Monday, January 04, 2010

Small Congregations And The Culture Of Bigness

Some of the most interesting research I came across in the year just ended was by Mark Chaves, a Duke University sociologist, who has been running what he calls the National Congregations Study (NCS) since 1998. The early phase of this study is described in his splendid book, Congregations in America, from Harvard University Press. Chaves redid the study in 2006-7 and made it available at www.soc.duke.edu/natcong. I hope that he will get another book out of his continuing surveys, and that it will generate the kind of discussion that his first book did.

The NCS is worth considerable attention. Over 2700 congregations across the denominational spectrum in this country participated in its second venture, and they shared a staggering amount of valuable information about their inreach, outreach, and sense of identity in general. The most significant findings from this research, in my judgment, include the following:

(1) Across the theological spectrum, and not just in isolated pockets and sharply differentiated worship hours, worship practices continue to trend toward greater informality and lay participation, even as social ministries broaden in scope and intensity.

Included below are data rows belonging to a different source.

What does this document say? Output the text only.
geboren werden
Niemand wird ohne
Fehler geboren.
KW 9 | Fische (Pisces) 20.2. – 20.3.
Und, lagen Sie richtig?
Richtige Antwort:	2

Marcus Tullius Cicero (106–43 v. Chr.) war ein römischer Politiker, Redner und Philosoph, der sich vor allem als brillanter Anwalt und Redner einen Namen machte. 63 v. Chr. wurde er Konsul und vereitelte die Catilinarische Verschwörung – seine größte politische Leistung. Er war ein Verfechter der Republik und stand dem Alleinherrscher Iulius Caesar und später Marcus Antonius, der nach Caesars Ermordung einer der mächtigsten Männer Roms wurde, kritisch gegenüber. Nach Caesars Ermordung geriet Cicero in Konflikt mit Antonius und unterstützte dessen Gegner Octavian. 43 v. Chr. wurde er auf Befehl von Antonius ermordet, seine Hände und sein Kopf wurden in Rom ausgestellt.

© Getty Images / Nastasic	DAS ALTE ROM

(2) The dominant theological perspective of Protestant congregations today is increasingly conservative. By way of illustrations, over 80% of the NCS congregations describe their teaching of the Bible in terms which emphasize literalism and inerrancy. Just as strikingly, only 8% of them have female clergy leadership, even though female enrollment in seminaries across the country still hovers around 30%.

(3) The number of all-white congregations is finally beginning to decline, and all indicators are that this trend will continue.

(4) As a general rule of thumb, the vitality of local congregational life is on the rise, while that of denominational infra-structures continues to be on the decline.

Visitors to these congregations are typically finding fewer printed bulletins and more and more sophisticated video projection equipment in use during worship services, along with more personal testimonies, spontaneous “amens,” jumping, shouting, dancing, hand raising, and yes, even drums. And they will discover more outreach ministries that include such things as voter registration initiatives, English as a second language classes, comparative religion study groups, community needs assessment studies, book discussions across a broad spectrum of topics both social and spiritual, and lobbying meetings. With the possible exception of a trend toward fewer choirs and longer sermons, whatever else “conservatism” is coming to mean to members of these congregations, it is clearly not the conservatism of their grandparents‘ generation.

One section of the NCR report in particular continues to give me pause. It has to do with the finding that though most congregations in this country remain small, most church members are no longer in them. In specific, the on the rolls membership of the average congregation is still around 75, a figure unchanged since the first NCS study in 1998. But more and more people are actually attending larger and larger congregations, the very largest 10% of which contains half of all churchgoers today.

The travail of small congregations in America is well known and not difficult to understand. Agribusiness, along with urbanization and suburbanization, have made rural and small town life increasingly difficult to sustain and decreasingly attractive on their own merits.With no ability to achieve the economies of scale that are open to larger congregations, whose members expect programs that titillate, scintillate, and sometimes even inspire --- from womb to tomb --- small congregations are being overwhelmed with the difficulties not of matching the expectations and programs, but of just staying open.

Much to the detriment of American religious life, in my view, these congregations are now being held captive by a dogma from corporate America: grow or die. And a tried and true principle of town and country ministry for decades --- cluster and thrive --- typically evokes responses from denominational officials which at best borders on indifference and at worst, contempt. In this respect at least, denominational structures are more part of the problem than they are of the solution.

Having pastored rural and small town churches myself, I think I am rather well insulated against romanticizing a way of church life that all too easily glosses over the grubby side of a lot of small communities and the declining churches that are striving to survive in them. All too frequently, in neither the communities nor their churches are to be found the opportunities that abound for those who choose to leave them. And yet, in both, there remain people --- the numbers are wholly irrelevant --- to whom the Light of the World has come and who both need and deserve its quelling of the darkness in which they all too often feel themselves to be shrouded. That the quelling must be made manifest by the twos and threes will be as significant to God’s plan of salvation as will be the ministrations of the thousands and the tens of thousands elsewhere.